Fig 4. Inflammatory monocytes regulate the presence of other immune cells in the lungs.

Natural killer cells, innate lymphoid cells, CD4⁺ T cells, and eosinophils in the lungs of WT mice (white circles) and CCR2-DTR mice (black circles) challenged with H99 were ennumerated on days 7 and 14 p.i. Data were pooled from four independent experiments (n = 5–14 total mice per group). **, P < 0.01. ****, P < 0.0001.

Fig 5. Inflammatory monocytes regulate detrimental immune responses to C. neoformans independent of MHCII expression.

(A) Kaplan-Meier survival curve of MHCII^fl/fl control mice (white circles) and CCR2-Cre MHCII^fl/fl mice (black circles) challenged with H99. Data are from one experiment (n = 7–8 mice per group). (B) CFU in the lungs on day 14 p.i. Data are from one experiment (n = 4–6 mice per group).

Fig 6. Lymphocytes are not essential for the detrimental effects of inflammatory monocytes.

(A) Kaplan-Meier survival curve of RAG^-/-γc^-/- control mice (white triangles) and CCR2-DTR RAG^-/-γc^-/- mice (black triangles) challenged with H99. Data are from two independent experiments (n = 9–10 mice per group). (B) CFU in the lungs on day 7 p.i. Data are from two independent experiments (n = 9–11 mice per group). **, P < 0.01; ****, P < 0.0001.

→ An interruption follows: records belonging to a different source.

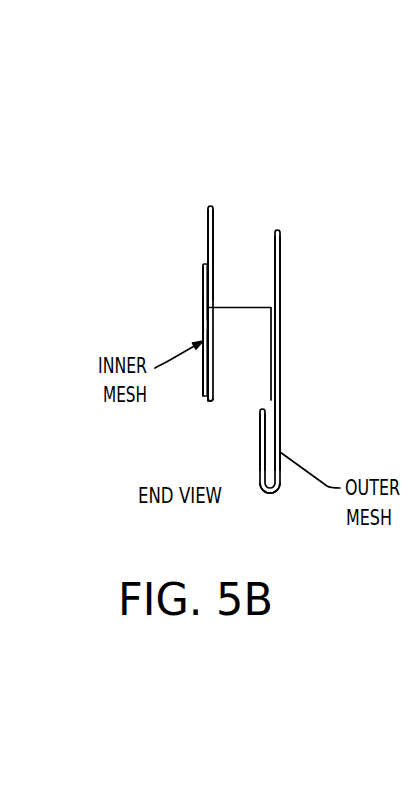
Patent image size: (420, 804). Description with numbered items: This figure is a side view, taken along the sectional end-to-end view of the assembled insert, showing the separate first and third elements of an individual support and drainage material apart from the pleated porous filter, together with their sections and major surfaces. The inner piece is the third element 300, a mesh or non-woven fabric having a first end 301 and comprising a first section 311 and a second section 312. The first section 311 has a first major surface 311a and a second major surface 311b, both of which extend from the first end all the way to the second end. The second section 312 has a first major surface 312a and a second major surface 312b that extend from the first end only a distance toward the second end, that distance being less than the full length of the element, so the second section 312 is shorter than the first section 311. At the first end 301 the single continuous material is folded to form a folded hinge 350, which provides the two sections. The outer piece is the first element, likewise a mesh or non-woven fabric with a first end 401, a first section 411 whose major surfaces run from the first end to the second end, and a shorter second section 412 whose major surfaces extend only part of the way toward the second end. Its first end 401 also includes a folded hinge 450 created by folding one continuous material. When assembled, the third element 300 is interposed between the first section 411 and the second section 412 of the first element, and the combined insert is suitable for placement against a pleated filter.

The third element 300 is at (182, 200).
The first section 311 is at (213, 222).
The first major surface 311a is at (208, 238).
The second major surface 311b is at (213, 251).
The second section 312 is at (203, 329).
The first major surface 312a is at (203, 290).
The second major surface 312b is at (213, 332).
The first end 301 is at (204, 393).
The folded hinge 350 is at (207, 402).
The first end 401 is at (261, 492).
The first section 411 is at (281, 277).
The second section 412 is at (259, 455).
The folded hinge 450 is at (272, 494).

Fig 7. Eosinophils do not regulate infectious outcomes after C. neoformans challenge.

(A) Kaplan-Meier survival curve of WT mice (white circles) or ΔdblGATA mice (black circles) challenged with H99. Data were pooled from two independent experiments (n = 12–13 total mice per group). (B) CFU in the lungs on days 7 and 14 p.i. Data were pooled from two independent experiments (n = 4 total mice per group).

Fig 8. Inflammatory monocytes upregulate M2 macrophage markers in response to C. neoformans.

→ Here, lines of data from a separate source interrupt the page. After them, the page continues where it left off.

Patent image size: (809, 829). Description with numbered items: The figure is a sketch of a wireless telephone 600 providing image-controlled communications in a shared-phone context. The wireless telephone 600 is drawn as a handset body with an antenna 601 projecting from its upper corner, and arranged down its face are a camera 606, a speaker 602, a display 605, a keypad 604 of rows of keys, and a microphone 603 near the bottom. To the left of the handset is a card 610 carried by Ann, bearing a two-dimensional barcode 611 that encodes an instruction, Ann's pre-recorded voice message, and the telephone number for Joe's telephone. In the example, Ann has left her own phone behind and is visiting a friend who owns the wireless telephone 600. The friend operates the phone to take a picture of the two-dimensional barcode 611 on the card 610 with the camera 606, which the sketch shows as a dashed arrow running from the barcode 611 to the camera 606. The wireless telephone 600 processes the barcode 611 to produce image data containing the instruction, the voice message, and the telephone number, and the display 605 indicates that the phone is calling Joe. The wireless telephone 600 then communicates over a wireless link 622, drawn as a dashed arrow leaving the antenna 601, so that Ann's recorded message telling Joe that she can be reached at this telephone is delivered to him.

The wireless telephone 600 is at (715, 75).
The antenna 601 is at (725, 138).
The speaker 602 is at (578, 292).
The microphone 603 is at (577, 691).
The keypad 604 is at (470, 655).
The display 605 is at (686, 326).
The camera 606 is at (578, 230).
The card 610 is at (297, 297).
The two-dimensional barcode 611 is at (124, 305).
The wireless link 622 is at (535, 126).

(A) Heat maps of the expression of M1 macrophage, M2 macrophage, and dendritic cell (DC) markers in pulmonary IM on days 5 and 10 p.i. relative to IM from naive mice. X = not detected. Data are from one experiment (n = 6–7 mice per timepoint). (B) Quantitative RT-PCR of pulmonary IM from naive mice or mice on day 10 p.i. Data are from one experiment (n = 3 mice per group). **, P < 0.01 and *, P < 0.05 by t-test.

Fig 9. Blocking M2 macrophage polarization pathways does not reverse the detrimental effects of inflammatory monocytes.

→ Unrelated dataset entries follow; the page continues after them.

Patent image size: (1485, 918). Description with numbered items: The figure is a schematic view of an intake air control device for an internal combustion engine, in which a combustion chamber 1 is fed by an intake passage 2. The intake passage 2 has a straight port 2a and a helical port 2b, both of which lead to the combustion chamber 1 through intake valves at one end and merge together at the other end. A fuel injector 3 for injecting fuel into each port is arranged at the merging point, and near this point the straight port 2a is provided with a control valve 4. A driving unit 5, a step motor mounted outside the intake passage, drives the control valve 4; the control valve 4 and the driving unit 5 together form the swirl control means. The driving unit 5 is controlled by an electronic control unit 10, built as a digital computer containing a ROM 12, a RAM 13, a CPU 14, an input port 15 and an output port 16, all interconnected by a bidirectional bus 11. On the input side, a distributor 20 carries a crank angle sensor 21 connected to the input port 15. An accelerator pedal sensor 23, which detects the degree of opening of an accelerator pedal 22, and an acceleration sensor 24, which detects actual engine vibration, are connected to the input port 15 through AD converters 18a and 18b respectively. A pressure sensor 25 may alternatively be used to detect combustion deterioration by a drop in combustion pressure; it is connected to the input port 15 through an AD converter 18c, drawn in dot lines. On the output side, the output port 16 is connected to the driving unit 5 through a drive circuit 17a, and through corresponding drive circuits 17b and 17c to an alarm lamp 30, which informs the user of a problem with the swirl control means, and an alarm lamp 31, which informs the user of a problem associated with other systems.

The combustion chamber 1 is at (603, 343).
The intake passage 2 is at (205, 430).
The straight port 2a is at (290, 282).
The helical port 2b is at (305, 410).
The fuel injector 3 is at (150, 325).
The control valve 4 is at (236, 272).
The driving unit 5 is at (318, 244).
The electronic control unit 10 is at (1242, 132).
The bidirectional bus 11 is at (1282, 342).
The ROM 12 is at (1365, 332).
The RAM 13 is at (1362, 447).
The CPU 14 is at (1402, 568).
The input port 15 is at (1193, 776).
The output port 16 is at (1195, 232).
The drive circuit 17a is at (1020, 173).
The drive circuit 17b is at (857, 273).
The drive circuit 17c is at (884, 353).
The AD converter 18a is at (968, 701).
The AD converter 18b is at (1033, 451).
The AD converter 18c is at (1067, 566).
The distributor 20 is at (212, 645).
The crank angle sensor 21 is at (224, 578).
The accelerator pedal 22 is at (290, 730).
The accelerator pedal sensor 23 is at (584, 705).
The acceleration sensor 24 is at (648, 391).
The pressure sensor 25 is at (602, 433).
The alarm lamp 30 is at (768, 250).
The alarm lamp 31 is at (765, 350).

(A) Kaplan-Meier survival curve of control Arg1^{flfl or fl/+} mice (white circles) and CCR2-Cre Arg1^flfl mice (black circles). Data are from one experiment (n = 4–5 mice per group). (B) CFU in the lungs of Arg1^{flfl or fl/+} and CCR2-Cre Arg1^flfl mice on days 7 and 14 p.i. Data are from two experiments (n = 4–5 mice per group). (C) Kaplan-Meier survival curve of control WT→ CD45.1⁺ bone marrow chimeras (white circles) and STAT6^-/- → CD45.1⁺ bone marrow chimeras (gray circles). Data are pooled from two experiments (n = 8–9 total mice per group). (D) CFU in the lungs of WT→ CD45.1⁺ and STAT6^-/-→ CD45.1⁺ bone marrow chimeras on days 7 and 14 p.i. Data are from two experiments (n = 4–5 mice per group).